Ainsi, dès 1941, les économistes Wolfgang Stolper et Paul Samuelson démontraient que dans les pays riches à hauts salaires, les importations des pays plus développés en provenance de pays à bas salaires abaisseraient le pouvoir d'achat des travailleurs tout en augmentant celui des détenteurs de capital et des travailleurs qualifiés. Ce théorème compliqué, enseigné dans toutes les universités, repose pourtant sur une intuition simple : les pays riches délaisseront les activités qui exigent plus de travail peu qualifié au profit de celles plus exigeantes en capitaux et en travail qualifié. L'ouverture commerciale exercera alors une pression à la baisse sur les salaires des premiers. Si celle-ci ne se réalise pas du fait de rigidités, comme l'existence d'un salaire minimum, le chômage pourrait s'accroître. Les économies seraient alors confrontées au choix suivant : soit plus de pauvreté et d'inégalité, soit plus de chômage (et donc de pauvreté aussi). Mais à l'inverse, le capital et le travail qualifié seront davantage demandés pour satisfaire les besoins de l'industrie exportatrice, et leurs revenus augmenteront. Les inégalités s'accroissent donc et pire encore, les travailleurs moins qualifiés verront leur pouvoir d’achat diminuer. La théorie peut trouver des variantes. Si le travail est imparfaitement mobile entre les secteurs, les grands perdants seront les salariés du secteur importateur. Ceux qui ont la chance de travailler dans les secteurs exportateurs pourraient même parfois se ranger du côté des gagnants.  
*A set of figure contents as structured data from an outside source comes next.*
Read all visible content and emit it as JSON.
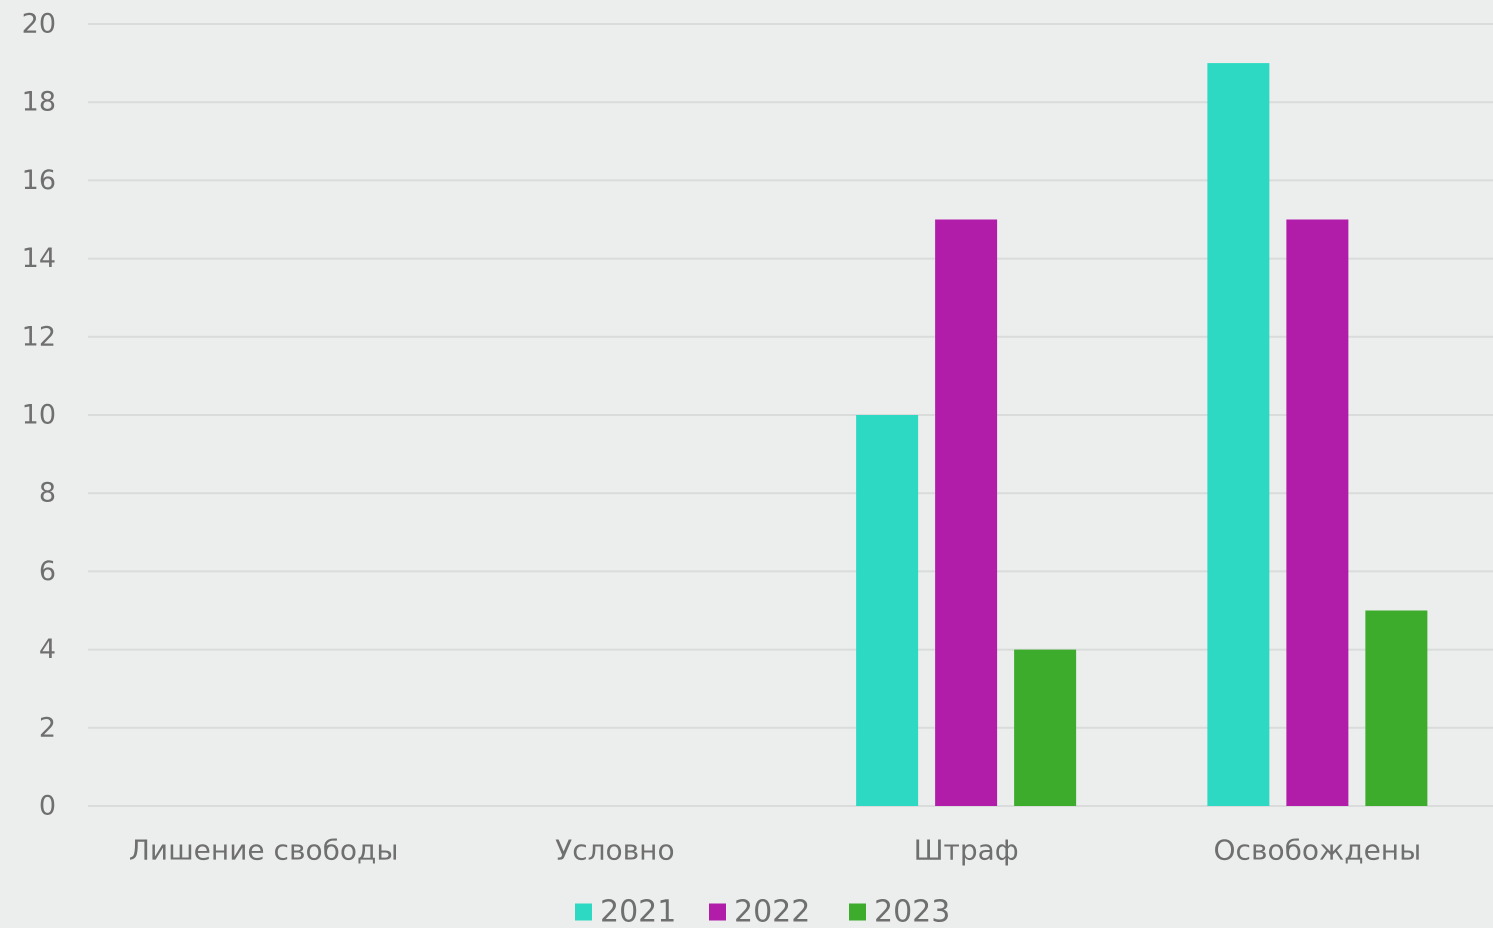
{
  "chart_data": {
    "type": "bar",
    "categories": [
      "Лишение свободы",
      "Условно",
      "Штраф",
      "Освобождены"
    ],
    "series": [
      {
        "name": "2021",
        "values": [
          0,
          0,
          10,
          19
        ],
        "color": "#2dd9c3"
      },
      {
        "name": "2022",
        "values": [
          0,
          0,
          15,
          15
        ],
        "color": "#b11ca9"
      },
      {
        "name": "2023",
        "values": [
          0,
          0,
          4,
          5
        ],
        "color": "#3dab2c"
      }
    ],
    "title": "",
    "xlabel": "",
    "ylabel": "",
    "ylim": [
      0,
      20
    ],
    "yticks": [
      0,
      2,
      4,
      6,
      8,
      10,
      12,
      14,
      16,
      18,
      20
    ],
    "grid": true,
    "legend_position": "bottom-center"
  }
}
La théorie économique aime la symétrie. Les pays à bas salaires se spécialiseront dans des activités qui exigent davantage de travail peu qualifié. Les salaires augmenteront pour eux, mais baisseront pour les travailleurs plus qualifiés ou pour les détenteurs de capital. C'est donc une réduction de la pauvreté et des inégalités qui est attendue dans ces pays.  

De fait, on a bien constaté les effets attendus dans les pays « riches », mais pas toujours dans les pays développement qui ont certes constaté une régression de la pauvreté, mais aussi, pour beaucoup (dont la Chine) une croissance des inégalités. 

Les secteurs devenus de grands importateurs sont souvent concentrés sur certains territoires « perdants » quand des territoires « gagnants » s'épanouissaient dans la mondialisation. C'est, grosso modo la « banane » bleue européenne qui s'étire de Londres à Milan après avoir traversé le Nord européen sans pour autant éviter de se faire grignoter sur ses contours par le déclin des industries traditionnelles. 

Aucun économiste universitaire, aussi orthodoxe et libéral soit-il, n'a donc vraiment contesté les effets socialement indésirables de l'ouverture au commerce dès lors que personne, ou presque, ne remettait en cause le tabou des gains « nets » de l'échange pour un pays. Les gains des uns l'emportent toujours sur les pertes des autres. Et cela suffit.

Extrait du livre de Jean-Marc Siroën, "Mondialisation à la dérive. Europe sans boussole"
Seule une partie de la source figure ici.